There is a strength that accompanies positive self-talk. Conversely, negative thoughts that escape your lips have the power to bring you down. Negative self-talk opens the door to emotional eating by releasing damaging thoughts into the atmosphere.
If you’re like most people, saying negative little comments to yourself is a long-standing habit. It could be hard to break. In light of how you might be battling depression about your weight-loss challenges, it’s definitely worth the try.
One great place to start is to practice self-talk that truly speaks to you. Encourage yourself in your weight-loss efforts and readily accept things that you perceive to be flaws about yourself, like eating certain foods.
There is no such thing as “bad” food, only a negative approach to some food. Acceptance through positive self-talk would eliminate the guilt that you might feel when you do eat certain foods.
As you know, there are many reasons why you eat the food you do.

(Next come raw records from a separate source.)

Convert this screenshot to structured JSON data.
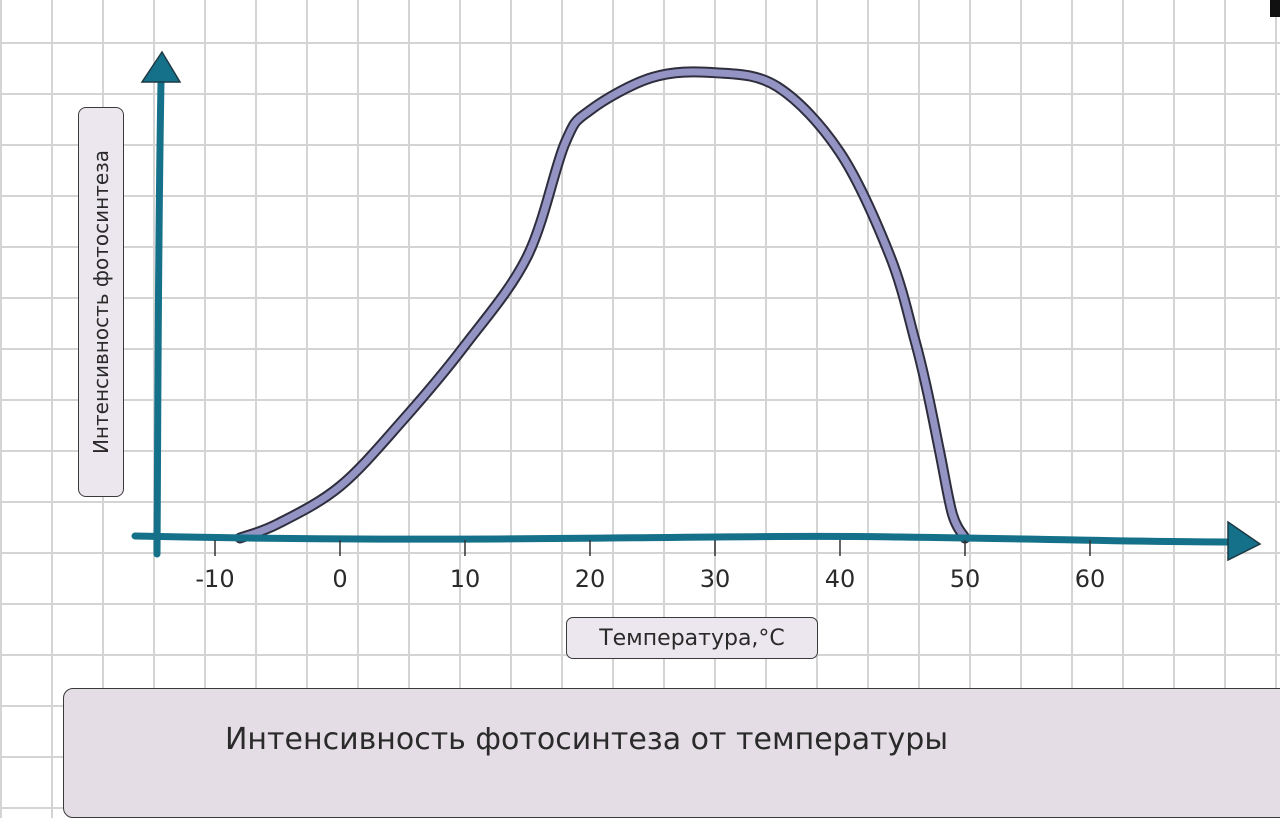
{
  "chart_data": {
    "type": "line",
    "title": "Интенсивность фотосинтеза от температуры",
    "xlabel": "Температура,°C",
    "ylabel": "Интенсивность фотосинтеза",
    "xticks": [
      "-10",
      "0",
      "10",
      "20",
      "30",
      "40",
      "50",
      "60"
    ],
    "xlim": [
      -14,
      69
    ],
    "ylim": [
      0,
      100
    ],
    "grid": true,
    "series": [
      {
        "color": "#9494c4",
        "x": [
          -8,
          -5,
          0,
          5,
          10,
          15,
          18,
          20,
          25,
          30,
          35,
          40,
          44,
          46,
          47,
          48,
          49,
          50
        ],
        "y": [
          0,
          3,
          11,
          25,
          41,
          60,
          84,
          91,
          98,
          99,
          96,
          82,
          60,
          42,
          31,
          18,
          5,
          0
        ]
      }
    ]
  },
  "colors": {
    "axis": "#15708a",
    "curve": "#9494c4"
  }
}
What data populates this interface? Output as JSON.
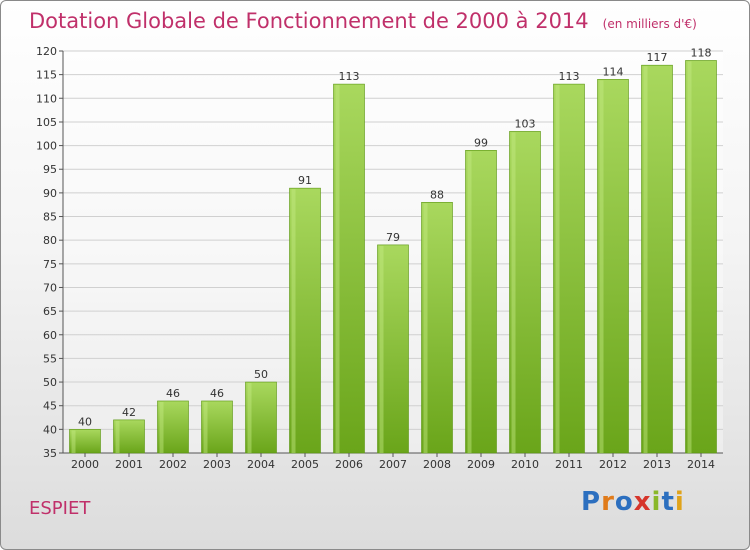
{
  "header": {
    "title": "Dotation Globale de Fonctionnement de 2000 à 2014",
    "unit": "(en milliers d'€)"
  },
  "footer": {
    "commune": "ESPIET",
    "brand": "Proxiti",
    "brand_colors": [
      "#2c6fbf",
      "#e07b1a",
      "#2c6fbf",
      "#d6352b",
      "#8ab82a",
      "#2c6fbf",
      "#e0a31a"
    ]
  },
  "colors": {
    "bar_light": "#a6d659",
    "bar_dark": "#5f9e12",
    "title": "#c0306a"
  },
  "chart_data": {
    "type": "bar",
    "categories": [
      "2000",
      "2001",
      "2002",
      "2003",
      "2004",
      "2005",
      "2006",
      "2007",
      "2008",
      "2009",
      "2010",
      "2011",
      "2012",
      "2013",
      "2014"
    ],
    "values": [
      40,
      42,
      46,
      46,
      50,
      91,
      113,
      79,
      88,
      99,
      103,
      113,
      114,
      117,
      118
    ],
    "ylim": [
      35,
      120
    ],
    "yticks": [
      35,
      40,
      45,
      50,
      55,
      60,
      65,
      70,
      75,
      80,
      85,
      90,
      95,
      100,
      105,
      110,
      115,
      120
    ],
    "grid": true
  }
}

There are even unique explanations for certain cravings you might experience. Undeniably, many of those reasons surround the way in your emotions. But, there are more reasons to crave certain foods than just your emotions.
It’s important to keep an open mind to the possibility that your cravings might be caused by a medical condition. If you have even the slightest inkling that you might be struggling with an underlying medical condition, seek help immediately.
Without proper diagnosis, you might undergo some intense frustrations or even depression with your weight-loss goals. So, be sure to explore every possibility when it comes to the causes of emotional eating.